Saturday, November 25, 2023

The Chaos Machine

That's the title of a book by Max Fisher. I'm only halfway through it but I've already seen plenty. Fisher documents with excruciating detail how so-called social media -- most notably Facebook, YouTube, the application formerly known as Twitter, and TikTok -- use mindless machine learning to hijack some of people's natural tendencies and drive them into cesspools of disinformation, extremism, and hatred. 

 

The companies that own that own these platforms know full well what is happening but they only care about money and they adamantly refuse to do anything about it.
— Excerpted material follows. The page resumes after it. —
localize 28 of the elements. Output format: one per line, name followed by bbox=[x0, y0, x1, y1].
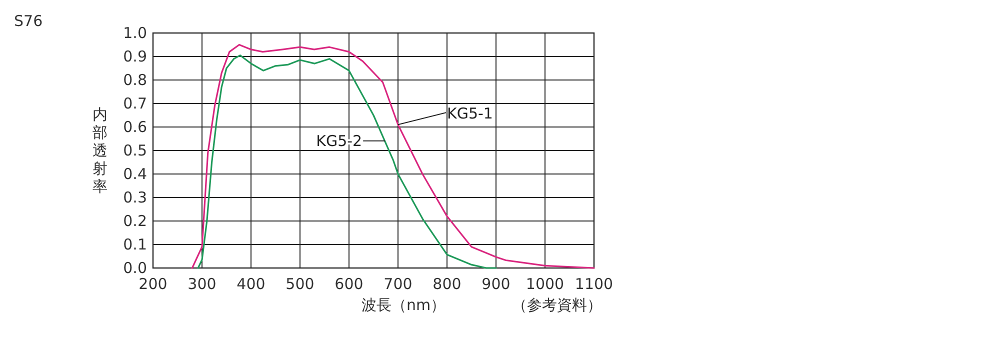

Facebook has literally caused mob violence, mass murder and in Myanmar, actual genocide. This happens because the platforms exploit human tendencies to seek out social connection and support, while at the same time identifying "others" who are outside of the group, responding to perceived threats, and punishing moral transgressors. The algorithms that suggest posts to users take advantage of these tendencies in order to keep people transfixed, clicking, posting, and most important, looking at advertisements. Quoting from the Amazon review:

Traversing the planet, Fisher tracks the ubiquity of hate speech and its spillover into violence, ills that first festered in far-off locales, to their dark culmination in America during the pandemic, the 2020 election, and the Capitol Insurrection. Through it all, the social-media giants refused to intervene in any meaningful way, claiming to champion free speech when in fact what they most prized were limitless profits. The result, as Fisher shows, is a cultural shift toward a world in which people are polarized not by beliefs based on facts, but by misinformation, outrage, and fear.

And in case you have been as baffled by the DJ Trump cult as I have been, now you have your explanation.